To evaluate whether loss of 5 μm or more in global retinal nerve fiber layer (RNFL) thickness on spectral-domain (SD) between 2 consecutive visits is specific for glaucoma progression.

DESIGN

Prospective cohort.

PARTICIPANTS

Ninety-two eyes of 49 control participants and 300 eyes of 210 glaucoma patients.

METHODS

Patients completed at least 5 standard automated perimetry and SD OCT examinations at 6-month intervals over at least 2 years. Eyes were categorized as progressing from glaucoma if the average RNFL declined by 5 μm or more between 2 consecutive visits. The false-positive proportion was estimated by 2 methods: (1) 5-μm or more loss in control participants and (2) 5-μm or more gain in glaucoma. The false-positive proportion was subtracted from the cumulative proportion of eyes categorized with glaucoma progression to estimate the true progression prevalence.

MAIN OUTCOME MEASURES

False-positive and true progression prevalence of patients with glaucoma detected as progressing on SD OCT.

RESULTS

After 5 years of semiannual testing, the cumulative proportion of false-positive results based on 5-μm or more RNFL losses between visits was 24.8% in the control participants.
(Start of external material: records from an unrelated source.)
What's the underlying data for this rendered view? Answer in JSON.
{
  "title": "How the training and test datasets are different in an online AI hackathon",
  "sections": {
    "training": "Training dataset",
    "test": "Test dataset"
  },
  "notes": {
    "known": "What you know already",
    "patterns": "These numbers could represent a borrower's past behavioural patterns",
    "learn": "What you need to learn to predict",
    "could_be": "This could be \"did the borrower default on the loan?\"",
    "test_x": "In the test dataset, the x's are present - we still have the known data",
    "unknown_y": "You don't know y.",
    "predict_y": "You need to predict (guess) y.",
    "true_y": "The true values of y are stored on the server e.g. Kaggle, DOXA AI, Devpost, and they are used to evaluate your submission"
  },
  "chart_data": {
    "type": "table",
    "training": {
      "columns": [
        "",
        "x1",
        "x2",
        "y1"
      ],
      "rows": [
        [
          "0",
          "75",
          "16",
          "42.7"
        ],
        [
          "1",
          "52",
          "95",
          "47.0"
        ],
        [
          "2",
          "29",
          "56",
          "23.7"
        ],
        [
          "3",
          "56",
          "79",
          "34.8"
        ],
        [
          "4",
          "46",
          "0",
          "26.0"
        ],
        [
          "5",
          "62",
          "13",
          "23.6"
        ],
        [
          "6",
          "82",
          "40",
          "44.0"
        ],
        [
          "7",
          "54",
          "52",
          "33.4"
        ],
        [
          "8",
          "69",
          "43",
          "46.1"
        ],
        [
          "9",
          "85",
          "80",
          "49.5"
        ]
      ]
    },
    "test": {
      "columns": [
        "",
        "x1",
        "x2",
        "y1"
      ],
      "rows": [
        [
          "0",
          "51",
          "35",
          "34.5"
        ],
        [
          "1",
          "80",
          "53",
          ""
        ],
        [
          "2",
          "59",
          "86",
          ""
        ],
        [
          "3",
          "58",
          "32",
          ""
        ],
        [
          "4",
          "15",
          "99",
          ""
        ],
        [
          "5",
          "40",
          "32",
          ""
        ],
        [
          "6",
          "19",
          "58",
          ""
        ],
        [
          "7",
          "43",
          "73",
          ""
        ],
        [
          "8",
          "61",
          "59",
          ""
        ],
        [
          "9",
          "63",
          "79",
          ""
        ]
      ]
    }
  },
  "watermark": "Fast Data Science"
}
Although 40.6% of glaucoma eyes were diagnosed with progression at 5 years, only 15.8% would have been considered to show true progression based on the expected false-positive ratio from the control participants (i.e., 40.6%-24.8%). The cumulative proportion of an intervisit gain of 5 μm or more at 5 years was 27.4% in glaucoma eyes, suggesting that only 13.2% of eyes with glaucoma truly had progressed (i.e., 40.6%-27.4%).

CONCLUSIONS

Loss of 5 μm or more in average RNFL thickness between consecutive SD OCT tests is not specific for glaucoma progression. Application of this intervisit rule of 5 can result in a high cumulative proportion of false-positive results over time, which could lead to unnecessary interventions in patients whose disease is stable. More specific diagnostic criteria are needed to help clinicians determine whether patients with glaucoma are progressing so that therapy escalation is both timely and appropriate.